Most of the inane television listed above exists solely to satisfy our guiltiest of pleasures, Shadenfruede.  I confess that I, too, can find myself engrossed in a good episode of Cops.  But remember, I am also quite fond of Spam.  Both are satisfying on occasion. 

That's where I will leave this conversation.  With the idea that, in responsibility and recognition of what we doing, bad things can be really good.  But if we simply accept the banal and lazy ways of the herd, we are destined to be treated as cattle.  Life is too rich not to enjoy it all.  Or as a great man once said (maybe it was Shakespeare, Walter Cronkite or Hagar the Horrible), "Everything in moderation.  But don't overdo it." 

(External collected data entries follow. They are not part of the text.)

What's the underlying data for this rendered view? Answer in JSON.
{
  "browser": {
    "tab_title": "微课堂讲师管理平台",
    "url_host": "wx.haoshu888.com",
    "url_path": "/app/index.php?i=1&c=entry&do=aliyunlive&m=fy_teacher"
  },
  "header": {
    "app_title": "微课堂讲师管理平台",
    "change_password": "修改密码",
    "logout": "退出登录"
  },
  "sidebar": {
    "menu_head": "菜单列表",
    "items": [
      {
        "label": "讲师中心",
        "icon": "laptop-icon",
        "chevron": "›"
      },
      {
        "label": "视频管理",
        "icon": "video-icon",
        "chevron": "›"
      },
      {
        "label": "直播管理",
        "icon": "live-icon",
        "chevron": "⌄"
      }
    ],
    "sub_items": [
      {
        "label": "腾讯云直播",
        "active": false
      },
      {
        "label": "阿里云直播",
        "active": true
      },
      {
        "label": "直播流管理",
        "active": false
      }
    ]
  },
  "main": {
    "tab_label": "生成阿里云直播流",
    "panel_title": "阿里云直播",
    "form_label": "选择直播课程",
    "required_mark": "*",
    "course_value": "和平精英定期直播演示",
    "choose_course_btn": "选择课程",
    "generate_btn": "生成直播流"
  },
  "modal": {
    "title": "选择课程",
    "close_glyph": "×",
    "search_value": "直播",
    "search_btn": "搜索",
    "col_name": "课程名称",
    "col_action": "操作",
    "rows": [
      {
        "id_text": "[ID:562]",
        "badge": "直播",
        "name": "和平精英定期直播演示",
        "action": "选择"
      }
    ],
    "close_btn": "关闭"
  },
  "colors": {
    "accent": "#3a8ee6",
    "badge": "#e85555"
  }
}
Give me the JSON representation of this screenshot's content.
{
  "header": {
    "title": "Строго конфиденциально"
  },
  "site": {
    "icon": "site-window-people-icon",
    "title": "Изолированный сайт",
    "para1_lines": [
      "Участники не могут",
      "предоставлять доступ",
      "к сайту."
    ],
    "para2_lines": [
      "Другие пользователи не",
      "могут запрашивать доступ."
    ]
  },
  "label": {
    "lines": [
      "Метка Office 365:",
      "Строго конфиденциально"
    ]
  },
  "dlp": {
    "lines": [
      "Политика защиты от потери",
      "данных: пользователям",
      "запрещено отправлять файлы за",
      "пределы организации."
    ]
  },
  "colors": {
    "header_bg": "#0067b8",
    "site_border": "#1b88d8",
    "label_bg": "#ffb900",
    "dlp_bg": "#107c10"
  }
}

For breakfast, a by-definition-not-cooking-breakfast:

A cheese platter of
Gran Queso
Stilton with Mango
Vermeer Reduced fat Gouda
Menage
Saxon Creamery Big Ed's Cheese

Sliced White-flesh Freestone Peach

Farmers Rye Bread, toasted in a skillet

Applewood Smoked Bacon

Yellowtail Bubbles Sparkling Rosé


P.S. I recognize that I'm neither the first nor the best in ranting about the dumbing down of food or language. "It is what it is," is a phrase that needs to be done away with all together so that we might actually have a conversation about what "it" is. "Have a good one" is a throw-away dismissal that could be so much more rewarding if the receiver heard, "Have a wonderful afternoon." My all time favorite commentary about American's poor writing skills is one writer's passion for Alot. Read it. Laugh out loud. No, I mean seriously laugh out loud, not just LOL.